Body Composition and Adipose Tissue in HIV (NCT03226821) | Clinical Trial Compass
TerminatedPhase 4
Body Composition and Adipose Tissue in HIV
Stopped: lack of availability of the study drug
United States6 participantsStarted 2018-02-07
Plain-language summary
In this study, the investigators will examine the effect of therapy with the Growth Hormone Releasing Hormone (GHRH) analog tesamorelin on body composition in patients with HIV lipodystrophy and central adiposity. This study is a single arm prospective study of tesamorelin therapy of patients with HIV lipodystrophy. Subjects will do body composition testing, adipose tissue biopsy, metabolic rate measurements and insulin sensitivity assessment before, 6 and 12 months after daily injections of tesamorelin 2 mg by subcutaneous injection.
Who can participate
Age range
18 Years – 68 Years
Sex
ALL
See this in plain English?
AI-rewrites the medical criteria so a patient or caregiver can understand them. Always confirm with the trial site.
Inclusion Criteria:
* HIV-infected subjects with HIV lipodystrophy (HIVLD)
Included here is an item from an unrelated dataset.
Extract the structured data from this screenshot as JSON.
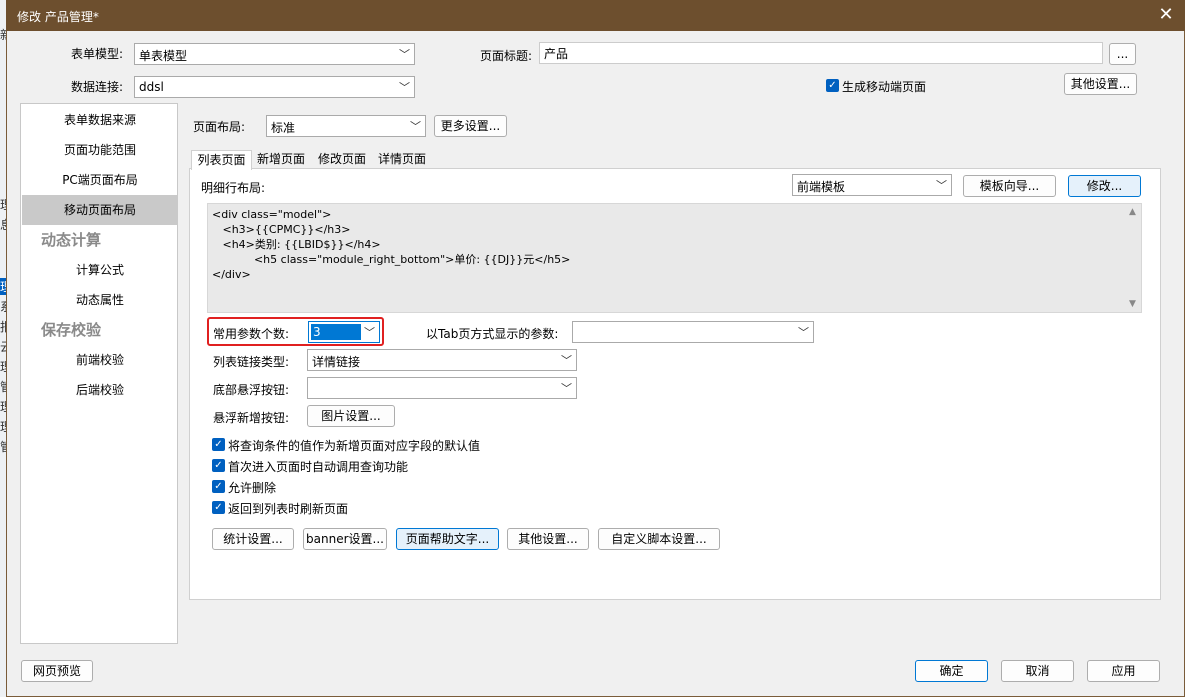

* Abdominal fat accumulation defined as: Waist Circumference (WC) 102 cm for men, 88 cm for women, except in subjects of East/South Asian ethnicity in whom this will be defined by WC 90 cm for men and 80 cm for women.
* Weight stable for 8 weeks prior to enrollment,
* CD4 count \>100 cells/mm3
* HIV RNA load \<1000 copies/mL
* Fasting plasma glucose \<120 mg/dL
* Stable combination anti-retroviral therapy (cART) of any regimen for ≥ 8 weeks prior to study enrollment
Exclusion Criteria:
* Diabetes mellitus requiring medication
* History of any malignancy
* Abnormal renal or liver function
* Pregnancy or women of childbearing age who are not using an acceptable means of contraception
* History disorder of the hypothalamic-pituitary axis due to hypophysectomy, hypopituitarism or pituitary tumor/surgery
* Head irradiation or head trauma or adrenal insufficiency
* Systemic glucocorticoid use
* Known hypersensitivity to tesamorelin and/or mannitol
Questions worth asking your doctor
Bring these to your next appointment. They're a starting point for a shared conversation — not a sign you qualify or a recommendation to enrol.
1Based on my diagnosis and history, is this trial worth exploring for me — or is there a standard treatment we should try first?
2What does this trial's phase tell us about how much is already known about its safety and benefit?
3What would taking part actually involve for me — visits, tests, time, and travel?
4What are the known and possible risks or side effects I should weigh, and how would they be monitored?
5If this trial isn't the right fit, what other options or trials would you suggest I look into?
Generated to help you prepare — always confirm anything about your own eligibility and care with the study team and your doctor.
Questions for the trial coordinator
The trial coordinator is the person who runs the study day to day. These cover the practical side — logistics, costs, and what taking part would actually mean for your life. The study team confirms whether you meet the criteria; these are questions to ask, not a sign you qualify.
1What does taking part actually involve week to week — how many visits, where, and how long does each one take?
2What costs are covered by the study, and what might I have to pay for myself, including travel, parking, or time off work?
3What happens during screening, and what happens if the study team confirms I don't meet the criteria after those tests?
4Who pays for the scans, blood work, and other tests the trial requires — the study, my insurance, or me?
5How will being in the trial affect my regular care, and will my own doctor stay informed and involved?
6Can I leave the trial at any point if I change my mind, and what would happen to my care if I do?
A starting point for the conversation — always confirm anything about your own eligibility, costs, and care with the study team and your doctor.